[net.micro] Decision I and a Crashed Hard Disk

ABN.ISCAMS%usc-isid@sri-unix.UUCP (01/26/84)

Not many Decision I owners out there, but others may be using the Morrow
DJ/DMA Floppy Disk Controller, so this may be of net interest.

My Decision I ("the Toad") is running CP/M 2.2, has the regular DJ/DMA Floppy
Disk Controller for its single 8" DSDD drive, and the HDDCMA hard disk
controller board for its little 5 Meg Seagate 506 hard disk.  The hard disk
has been run hard for the past year (lots of data transfers, editing,
programming, etc.), yet nary an error.

Shut down one night, no problems.  Fired up the next night, and total dead!
I was set up to boot from an 8" floppy, and the software and system would
thereafter look to the HD as disk A.  I had switched out Morrow's standard
configuration to boot into the monitor, then the 8" FD, and run BOOTMW to set
the HD as A.

Various tries, other boot disks, etc -- no luck.  Reset the system to boot
from the FD; booted fine, but could NOT access the HD (the infamous "BDOS
Error on Select" or some such thing).

Reset the system (switches on the CPU board) to boot off FD and fall into
the monitor.  Studied deep and long the Morrow documentation on the monitor,
the HDDCMA board, the Seagate, etc.  (Sigh.)  Poked around in the now-familiar
(well, kind of) monitor and checked the memory locations where the HDDCMA
was supposed to return messages after receiving commands.  The code returned
in the monitor (per page 20 of the CPU manual) was H0400, which translated
to error in "Load constants" (?).  The error code returned for the floppy
controller was F8000, "Controller not responding).

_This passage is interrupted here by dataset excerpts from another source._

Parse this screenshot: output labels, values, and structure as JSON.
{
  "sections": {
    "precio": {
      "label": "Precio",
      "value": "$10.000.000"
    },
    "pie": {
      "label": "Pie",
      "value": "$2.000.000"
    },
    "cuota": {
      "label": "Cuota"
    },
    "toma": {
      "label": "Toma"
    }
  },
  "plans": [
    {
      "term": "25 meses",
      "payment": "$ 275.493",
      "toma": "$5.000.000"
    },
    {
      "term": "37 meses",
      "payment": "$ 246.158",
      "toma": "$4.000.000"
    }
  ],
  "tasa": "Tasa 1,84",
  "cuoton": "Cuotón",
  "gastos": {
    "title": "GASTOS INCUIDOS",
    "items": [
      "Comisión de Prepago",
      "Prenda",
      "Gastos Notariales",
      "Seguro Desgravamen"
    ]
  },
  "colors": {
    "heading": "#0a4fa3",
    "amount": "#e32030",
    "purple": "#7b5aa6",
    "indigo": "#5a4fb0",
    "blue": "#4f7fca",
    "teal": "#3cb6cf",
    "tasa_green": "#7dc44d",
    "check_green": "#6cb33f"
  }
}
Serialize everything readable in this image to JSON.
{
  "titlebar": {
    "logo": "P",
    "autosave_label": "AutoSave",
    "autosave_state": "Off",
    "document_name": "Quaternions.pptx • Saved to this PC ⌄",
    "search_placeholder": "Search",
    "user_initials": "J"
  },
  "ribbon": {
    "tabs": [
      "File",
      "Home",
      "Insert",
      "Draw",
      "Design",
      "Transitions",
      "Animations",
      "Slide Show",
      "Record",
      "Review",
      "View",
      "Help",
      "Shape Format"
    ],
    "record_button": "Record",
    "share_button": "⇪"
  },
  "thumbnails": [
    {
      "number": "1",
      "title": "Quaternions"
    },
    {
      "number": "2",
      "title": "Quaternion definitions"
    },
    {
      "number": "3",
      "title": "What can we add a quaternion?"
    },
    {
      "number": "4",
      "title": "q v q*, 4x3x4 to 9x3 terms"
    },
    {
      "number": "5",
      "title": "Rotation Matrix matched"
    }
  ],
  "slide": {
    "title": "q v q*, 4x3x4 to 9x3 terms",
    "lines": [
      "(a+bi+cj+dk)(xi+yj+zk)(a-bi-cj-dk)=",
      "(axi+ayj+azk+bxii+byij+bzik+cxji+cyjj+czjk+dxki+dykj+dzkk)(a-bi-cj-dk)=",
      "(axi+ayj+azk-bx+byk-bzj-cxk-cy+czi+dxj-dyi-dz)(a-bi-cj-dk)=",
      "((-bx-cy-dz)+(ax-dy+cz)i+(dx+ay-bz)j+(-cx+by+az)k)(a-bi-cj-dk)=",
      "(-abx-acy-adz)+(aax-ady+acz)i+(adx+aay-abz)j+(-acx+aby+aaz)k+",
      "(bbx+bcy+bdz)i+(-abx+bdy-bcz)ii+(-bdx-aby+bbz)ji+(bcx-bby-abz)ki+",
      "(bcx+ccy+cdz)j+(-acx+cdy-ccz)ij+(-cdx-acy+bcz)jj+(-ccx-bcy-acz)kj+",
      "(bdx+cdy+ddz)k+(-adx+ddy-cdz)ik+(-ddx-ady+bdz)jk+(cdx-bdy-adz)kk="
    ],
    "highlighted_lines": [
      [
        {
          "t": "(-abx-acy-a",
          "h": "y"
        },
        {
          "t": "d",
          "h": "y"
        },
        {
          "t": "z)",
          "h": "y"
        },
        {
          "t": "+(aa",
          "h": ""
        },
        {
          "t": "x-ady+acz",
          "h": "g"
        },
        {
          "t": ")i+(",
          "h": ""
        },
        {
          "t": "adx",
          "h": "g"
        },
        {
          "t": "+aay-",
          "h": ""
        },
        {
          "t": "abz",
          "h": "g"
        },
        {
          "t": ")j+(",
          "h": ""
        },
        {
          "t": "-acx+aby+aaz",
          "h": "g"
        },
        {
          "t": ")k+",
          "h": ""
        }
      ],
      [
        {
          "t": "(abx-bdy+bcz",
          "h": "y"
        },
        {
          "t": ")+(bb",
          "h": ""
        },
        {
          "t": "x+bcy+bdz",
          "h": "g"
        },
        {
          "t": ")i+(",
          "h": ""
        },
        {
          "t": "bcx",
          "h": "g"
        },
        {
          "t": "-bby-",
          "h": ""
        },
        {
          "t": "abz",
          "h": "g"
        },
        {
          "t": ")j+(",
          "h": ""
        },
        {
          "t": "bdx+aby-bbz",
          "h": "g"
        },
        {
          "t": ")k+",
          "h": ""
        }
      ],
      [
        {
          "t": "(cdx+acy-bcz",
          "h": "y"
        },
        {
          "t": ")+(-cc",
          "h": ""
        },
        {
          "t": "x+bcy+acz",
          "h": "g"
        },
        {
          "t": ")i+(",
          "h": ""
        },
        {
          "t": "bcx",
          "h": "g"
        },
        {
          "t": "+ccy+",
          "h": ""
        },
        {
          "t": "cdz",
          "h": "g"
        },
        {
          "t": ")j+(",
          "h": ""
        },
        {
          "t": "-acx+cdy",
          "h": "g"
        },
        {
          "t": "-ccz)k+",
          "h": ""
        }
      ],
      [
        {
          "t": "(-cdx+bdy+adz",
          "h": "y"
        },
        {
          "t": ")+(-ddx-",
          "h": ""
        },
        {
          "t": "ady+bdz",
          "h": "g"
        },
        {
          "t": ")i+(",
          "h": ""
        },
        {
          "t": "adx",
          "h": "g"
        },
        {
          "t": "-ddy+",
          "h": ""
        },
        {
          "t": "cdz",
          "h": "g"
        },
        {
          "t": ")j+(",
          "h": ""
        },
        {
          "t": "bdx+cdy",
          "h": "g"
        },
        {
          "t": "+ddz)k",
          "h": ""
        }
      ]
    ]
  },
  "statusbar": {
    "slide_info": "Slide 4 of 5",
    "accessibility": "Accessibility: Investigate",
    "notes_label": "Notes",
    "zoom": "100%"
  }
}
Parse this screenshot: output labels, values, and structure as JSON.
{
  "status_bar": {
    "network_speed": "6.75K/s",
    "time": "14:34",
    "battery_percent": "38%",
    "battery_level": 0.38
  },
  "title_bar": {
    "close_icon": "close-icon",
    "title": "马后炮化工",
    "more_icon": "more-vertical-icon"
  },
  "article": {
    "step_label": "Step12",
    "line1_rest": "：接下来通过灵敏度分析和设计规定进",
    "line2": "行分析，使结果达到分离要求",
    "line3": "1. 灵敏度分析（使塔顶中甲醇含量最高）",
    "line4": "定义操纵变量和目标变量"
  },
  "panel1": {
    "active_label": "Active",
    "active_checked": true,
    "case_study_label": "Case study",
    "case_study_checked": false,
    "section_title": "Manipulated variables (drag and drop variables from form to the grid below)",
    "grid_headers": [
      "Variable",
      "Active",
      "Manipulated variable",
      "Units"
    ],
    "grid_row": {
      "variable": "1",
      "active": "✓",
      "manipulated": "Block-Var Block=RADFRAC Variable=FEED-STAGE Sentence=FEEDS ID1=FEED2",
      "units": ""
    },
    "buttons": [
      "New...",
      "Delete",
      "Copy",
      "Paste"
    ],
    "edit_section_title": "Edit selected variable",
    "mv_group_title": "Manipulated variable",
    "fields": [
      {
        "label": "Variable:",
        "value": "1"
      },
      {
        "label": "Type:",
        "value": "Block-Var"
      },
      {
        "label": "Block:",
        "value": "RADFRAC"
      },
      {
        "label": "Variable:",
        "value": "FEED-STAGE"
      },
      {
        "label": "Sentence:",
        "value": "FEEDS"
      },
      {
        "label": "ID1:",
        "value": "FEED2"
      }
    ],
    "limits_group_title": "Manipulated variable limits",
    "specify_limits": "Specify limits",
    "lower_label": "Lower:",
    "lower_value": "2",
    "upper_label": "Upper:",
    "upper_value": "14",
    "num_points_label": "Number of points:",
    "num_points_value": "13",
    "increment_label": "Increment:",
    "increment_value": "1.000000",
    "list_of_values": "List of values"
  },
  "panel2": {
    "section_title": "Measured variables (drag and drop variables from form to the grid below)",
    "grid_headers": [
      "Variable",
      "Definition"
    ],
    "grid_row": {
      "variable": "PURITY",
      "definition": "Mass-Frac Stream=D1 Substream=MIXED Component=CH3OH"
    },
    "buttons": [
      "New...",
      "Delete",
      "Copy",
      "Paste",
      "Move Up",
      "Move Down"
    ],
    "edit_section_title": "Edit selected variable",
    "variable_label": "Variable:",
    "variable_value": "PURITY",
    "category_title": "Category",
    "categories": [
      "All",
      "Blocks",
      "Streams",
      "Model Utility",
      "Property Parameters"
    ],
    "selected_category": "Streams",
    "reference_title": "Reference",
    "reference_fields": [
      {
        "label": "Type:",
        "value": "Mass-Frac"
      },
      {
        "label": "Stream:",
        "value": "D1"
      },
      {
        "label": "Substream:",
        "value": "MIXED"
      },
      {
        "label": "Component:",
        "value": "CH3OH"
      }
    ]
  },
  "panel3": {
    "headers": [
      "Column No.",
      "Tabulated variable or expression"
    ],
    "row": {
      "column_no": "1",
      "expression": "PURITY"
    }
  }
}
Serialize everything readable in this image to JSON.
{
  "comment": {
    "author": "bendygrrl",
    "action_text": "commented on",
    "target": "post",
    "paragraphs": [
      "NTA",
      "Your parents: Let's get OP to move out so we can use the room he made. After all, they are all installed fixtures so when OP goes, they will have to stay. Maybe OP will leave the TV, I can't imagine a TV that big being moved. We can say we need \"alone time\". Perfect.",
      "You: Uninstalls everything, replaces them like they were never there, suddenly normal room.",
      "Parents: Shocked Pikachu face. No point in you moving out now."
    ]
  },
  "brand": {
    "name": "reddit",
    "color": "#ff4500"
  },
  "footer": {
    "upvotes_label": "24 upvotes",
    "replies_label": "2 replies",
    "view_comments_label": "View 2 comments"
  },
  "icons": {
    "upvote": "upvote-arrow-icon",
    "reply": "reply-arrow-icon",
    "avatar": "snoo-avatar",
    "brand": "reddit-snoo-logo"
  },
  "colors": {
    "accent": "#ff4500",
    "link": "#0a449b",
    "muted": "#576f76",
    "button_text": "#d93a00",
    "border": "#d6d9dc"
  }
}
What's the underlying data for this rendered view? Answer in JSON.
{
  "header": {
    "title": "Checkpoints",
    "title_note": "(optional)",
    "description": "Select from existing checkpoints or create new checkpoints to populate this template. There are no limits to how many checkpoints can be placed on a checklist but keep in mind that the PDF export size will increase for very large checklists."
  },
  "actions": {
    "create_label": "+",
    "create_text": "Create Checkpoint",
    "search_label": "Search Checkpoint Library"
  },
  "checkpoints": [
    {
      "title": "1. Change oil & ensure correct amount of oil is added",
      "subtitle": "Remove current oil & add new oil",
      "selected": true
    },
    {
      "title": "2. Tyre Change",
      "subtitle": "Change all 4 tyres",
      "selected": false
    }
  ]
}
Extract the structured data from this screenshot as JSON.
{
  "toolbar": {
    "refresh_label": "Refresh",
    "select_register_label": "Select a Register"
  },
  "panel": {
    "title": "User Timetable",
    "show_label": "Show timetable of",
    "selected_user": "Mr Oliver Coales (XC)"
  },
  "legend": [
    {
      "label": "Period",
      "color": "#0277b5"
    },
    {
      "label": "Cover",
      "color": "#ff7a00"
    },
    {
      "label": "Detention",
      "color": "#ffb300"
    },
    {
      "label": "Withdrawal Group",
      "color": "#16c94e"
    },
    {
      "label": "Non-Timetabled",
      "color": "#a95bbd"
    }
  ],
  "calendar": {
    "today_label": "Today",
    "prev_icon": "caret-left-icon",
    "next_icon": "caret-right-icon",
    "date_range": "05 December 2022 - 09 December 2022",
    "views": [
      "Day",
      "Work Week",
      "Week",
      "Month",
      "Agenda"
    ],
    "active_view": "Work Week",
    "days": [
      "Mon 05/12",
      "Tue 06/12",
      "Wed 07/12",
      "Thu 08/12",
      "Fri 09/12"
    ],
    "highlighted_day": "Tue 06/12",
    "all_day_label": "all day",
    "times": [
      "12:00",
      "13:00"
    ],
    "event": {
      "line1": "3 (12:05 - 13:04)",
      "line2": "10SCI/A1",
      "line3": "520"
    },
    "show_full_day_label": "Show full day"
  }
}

Delved deep and long into the CBIOS& source code, the disassembled (yeah,
some fun) HD format code, and could NOT figure out what might be wrong.
Called Morrow (the 800 number doesn't help for hardware problems - had to
dial a referenced long distance number for that -- but they DID give me
the local (Raleigh) repair facility) -- said they'd get back to me.  (Not
yet, two days later).

Took out and carefully examined the logic boards on the hard disk.  No
obvious damaged components.  Carefully removed the HDDCMA hard disk
controller board, peered wisely at the components, pushed everything lightly
(you have to do that, you know), nothing obviously wrong.

After the entire weekend of this, and Monday thinking about it, went home
and called up the FORMATMW program (format the hard disk), acknowledging
that damage to the hard disk controller board or disk drive might now
totally waste my hard disk (I'd already written the data off, but luckily
all backed up!  Drop dead, Murphy - Law #1 holds at Toad Hall).

The soft familiar sounds of the hard disk heads reaching out were a godsend.
The first message from the system acknowledging disk E (the hard disk)
existed appeared, "Formatting...".  A very few minutes later the report
returned "No errors.  Formatting complete." (or something like that!).

Yeay!  Drive is perfect; after a solid year of smoking, not even one single
soft error.  STAT E:DSK gave me true readings.  Copied all the backup disks
back to the hard disk, nary an error.  All CRC'ed just fine.  Reconfigured
the system back to my original setup; all is well.

Only thing I can figure is SOMETHING reached out and hit my hard disk
right in the early portions that contain the physical description bytes
for the hard disk controller.  After that happened, the controller couldn't
interpret that garbage as any hardware IT ever heard of, and would quietly
complain to two bytes in memory.

Most interesting (and terrifying) experience, yet turned out well.  Sure
shows you gotta read the documentation (thanks, Morrow, for giving me all
that cryptic stuff the normal user would be totally disinterested in).

By the bye, I tried to add a set of 5 1/4" floppy drives to get me back
to more than a single-disk system (Qumes, model unknown, details unknown,
nondescript twin-disk case, supposedly DSDD 40-trackers, soft sector).
Naturally the only reference to 5 1/4's in my CBIOS& are for North Star
HARD sector ones -- same with the disk formatting source code (even the
old code out on SIMTEL20).  Could NOT figure out how to hack the formatting
code to properly (1) tell the floppy controller it's talking to a soft sector
floppy drive and NOT a hard sector one (yeah, I know, Bit 1 of Status
Byte 1, but I just ain't that good at bit-setting yet!).  The disk drives
would try to format a soft sector disk, would accept a SYSGEN without
complaints, but would always return a STAT C:DSK: as 40 track 160 KB
(the default in my CBIOS, I think), and would fail in disk writes (after
a few seconds) with "unable to close FOOBAR.TXT" or whatever.

Does ANYONE out there have that one wee little segment of code that
properly tells the DJ/DMA it's playing with a soft sector 40-tracker?
I need it for the CBIOS& AND the FORMATDJ source code.

I know this ran on and on, NetLandians, but you too may experience such
a disaster and not desire to blankly ship off your heart's delight to
the unfriendly hands of expensive repairmen.